WASHINGTON -- Congressional leaders agreed Wednesday on legislation to avert a threatened 24 percent cut in fees to doctors who treat Medicare patients, and said votes were likely in both houses before Monday’s deadline.
The legislation would prevent the cut for 12 months. The heavily-lobbied measure also contains numerous other health care provisions of interest to doctors, hospitals, drug companies and other health care providers.
The House was on track to vote Thursday; Senate action was less certain.
Because of a flawed formula dating to 1997, Medicare doctors are threatened with big fee cuts almost every year. After allowing a 4.8 percent Medicare fee cut to take effect in 2002, Congress has since stepped 16 times to prevent the cuts and must act again by midnight Monday to avoid them this time.
The move for yet another temporary fix comes as efforts for permanently solving the recurring Medicare problem are foundering. There is widespread support for bipartisan legislation to repair, once and for all, the broken Medicare formula but there is no agreement on how to bear the 10-year, $140 billion cost.
New Senate Finance Committee Chairman Ron Wyden, D-Ore., wants to keep working on a permanent solution. He proposes using savings from lower costs for operations in Afghanistan. Republicans are demanding savings from President Barack Obama’s health care law.
The measure blends $16 billion to address Medicare physician’s payments with about $6 billion more for a variety of other expiring health care provisions like higher Medicare payments to rural hospitals and for ambulance rides in rural areas. It contains about $23 billion in cuts, according to aides familiar with preliminary Congressional Budget Office estimates.
It also contains a provision benefiting, among others, Amgen Inc., which produces an oral drug for kidney dialysis patients. It would extend through 2024 a controversial provision to allow payments for Sensipar, which is made by Amgen, to be made on top of other "bundled" payments made to treat Medicare patients with kidney disease. It also eases cuts to dialysis providers who have battled with drug companies over the issue.
The measure also delays implementation of newer, more precise Medicare treatment and payment codes, which has upset the health care information management industry and specialty physicians who stand to benefit from the updated codes. But doctors are happy since it saves them from having to pay a lot of money to upgrade their payment systems.

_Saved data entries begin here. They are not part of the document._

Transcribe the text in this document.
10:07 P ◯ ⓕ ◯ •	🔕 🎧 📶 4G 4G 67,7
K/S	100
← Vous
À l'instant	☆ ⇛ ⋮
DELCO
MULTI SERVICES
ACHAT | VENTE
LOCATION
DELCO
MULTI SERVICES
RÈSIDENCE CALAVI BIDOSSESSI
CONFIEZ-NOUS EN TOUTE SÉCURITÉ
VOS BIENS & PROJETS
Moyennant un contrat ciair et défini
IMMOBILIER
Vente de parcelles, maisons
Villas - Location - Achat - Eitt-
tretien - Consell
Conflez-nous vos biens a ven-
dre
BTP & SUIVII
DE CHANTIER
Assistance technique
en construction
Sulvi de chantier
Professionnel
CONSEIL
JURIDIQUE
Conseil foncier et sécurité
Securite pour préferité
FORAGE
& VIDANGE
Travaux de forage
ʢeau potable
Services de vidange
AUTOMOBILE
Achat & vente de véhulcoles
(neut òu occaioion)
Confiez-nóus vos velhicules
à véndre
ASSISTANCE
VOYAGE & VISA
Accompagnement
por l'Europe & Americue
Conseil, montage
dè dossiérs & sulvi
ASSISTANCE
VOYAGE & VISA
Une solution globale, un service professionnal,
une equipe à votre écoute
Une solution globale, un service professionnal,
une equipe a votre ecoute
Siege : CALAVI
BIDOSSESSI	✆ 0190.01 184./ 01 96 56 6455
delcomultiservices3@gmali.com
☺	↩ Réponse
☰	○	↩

The temporary measure is financed by a variety of familiar cuts to health care providers, though some gamesmanship is being employed. For instance, the measure includes additional cuts to hospitals that treat a "disproportionate share" of uninsured and Medicaid patients -- but delays planned implementation of existing cuts for a year. It front-loads a 2 percentage point cut to Medicare providers under automatic budget cuts known as sequestration into the first half of the 2024 budget year to claim credit for greater budget savings.
The measure would give Medicare doctors a 0.5 percent fee increase through the end of the year. It also creates two new mental health grant programs, including $60 million over four years for outpatient treatment for people with serious mental illness.